Following that song is “I Am You Now,” aka the song where Casey yells at you and hurts your feelings. The instrumentation on this song is anxious and nasty, featuring beefy guitars and strung out woodwinds. I interpret this song as being about the new cynical practice of so-called “woke marketing,” but that's just my take. Next is “The Aphorist”, a wholesome song Casey wrote with his brother about narcissism and smashing copying machines. Far less nasty than the previous track, this song is more thoughtful and somber. “June 21st” is one of the most melancholic songs on the record. Melancholic in that it portrays an unexplainable but ever-present sadness. Nandi Rose's additional vocals help immensely with the bittersweet vibe. While this is technically a summer song, it's one that is oppressive and aching, so I would not recommend pulling this one out at whatever beach party you may or may not have in these times.

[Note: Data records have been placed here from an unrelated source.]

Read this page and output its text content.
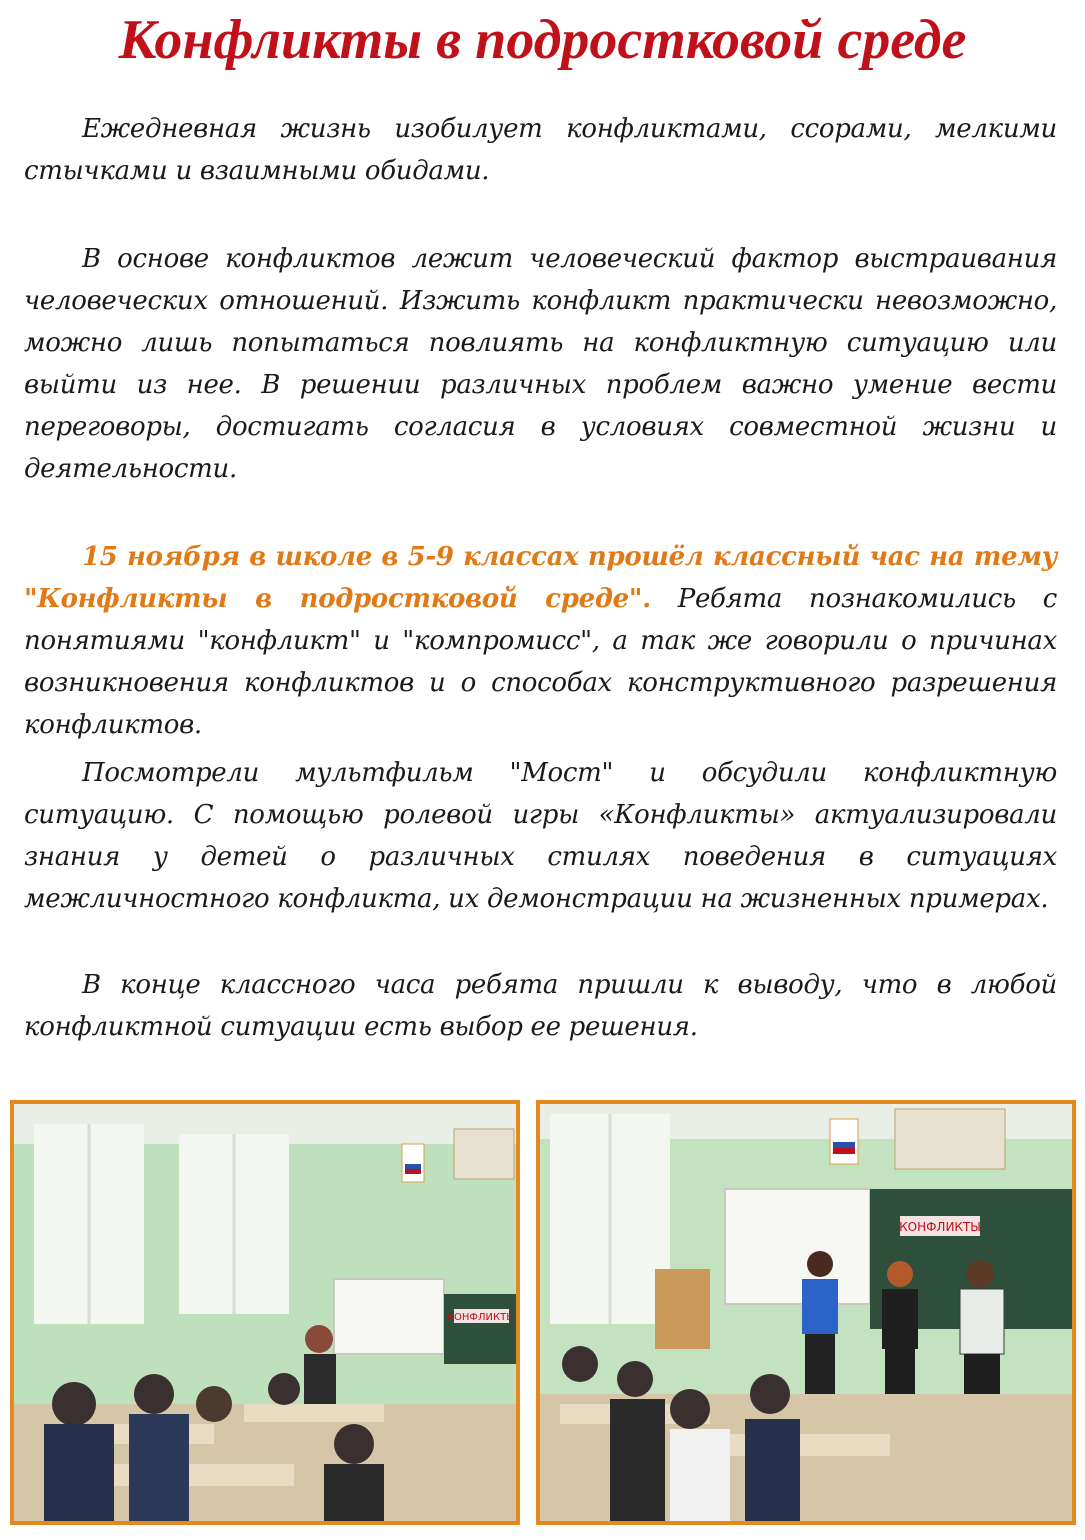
Конфликты в подростковой среде

Ежедневная жизнь изобилует конфликтами, ссорами, мелкими стычками и взаимными обидами.

В основе конфликтов лежит человеческий фактор выстраивания человеческих отношений. Изжить конфликт практически невозможно, можно лишь попытаться повлиять на конфликтную ситуацию или выйти из нее. В решении различных проблем важно умение вести переговоры, достигать согласия в условиях совместной жизни и деятельности.

15 ноября в школе в 5-9 классах прошёл классный час на тему "Конфликты в подростковой среде". Ребята познакомились с понятиями "конфликт" и "компромисс", а так же говорили о причинах возникновения конфликтов и о способах конструктивного разрешения конфликтов.

Посмотрели мультфильм "Мост" и обсудили конфликтную ситуацию. С помощью ролевой игры «Конфликты» актуализировали знания у детей о различных стилях поведения в ситуациях межличностного конфликта, их демонстрации на жизненных примерах.

В конце классного часа ребята пришли к выводу, что в любой конфликтной ситуации есть выбор ее решения.

КОНФЛИКТЫ
КОНФЛИКТЫ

“Michigan Hammers” is this album's number one banger. Given the themes of police brutality present in the lyrics, it makes sense that the instrumentation would be so violent. The rhythm section drives forward with incredible force, dragging you with it. Casey's delivery on the choruses is sneering, and you can't help but grit your teeth while listening. The album does not lose any momentum grinding into the next track “Tranquilizer.” With a fuzzy bassline and flailing woodwinds, this song pushes and disorients you while Casey slurs and shouts “Tranquilizer!” This track is heavy. “Modern Business Hymns” is a song about a future where all the rich go to Mars, while the rest of us perish on a dying earth. If you are a King Gizzard fan, you might find this concept familiar to the one presented on “Red Mars for the Rich” off their 2019 album Infest the Rat's Nest. Great minds think alike I guess. Following this is where things start to get extra miserable. On “Bridge & Crown” Casey sings of a hospital for the old and dying, where patients know they have a very finite amount of time left and they must cope with impending nothingness. Finally, the album ends on the most depressing song of all, “Worm in Heaven.” On this track, Casey reflects on what he has accomplished with his writing over the past ten years of Protomartyr's existence. The instrumentation is beautiful and ballad-like, a fitting end to this incredibly dense record and hopefully not an end to this band's career.
Now if you found my review interesting, I hope you listen to this album. And in general, artists need to be supported now more than ever, not saying you have to buy a bunch of merch shit for your favorite artists, but y'know. In any case, “I hope I said something good.”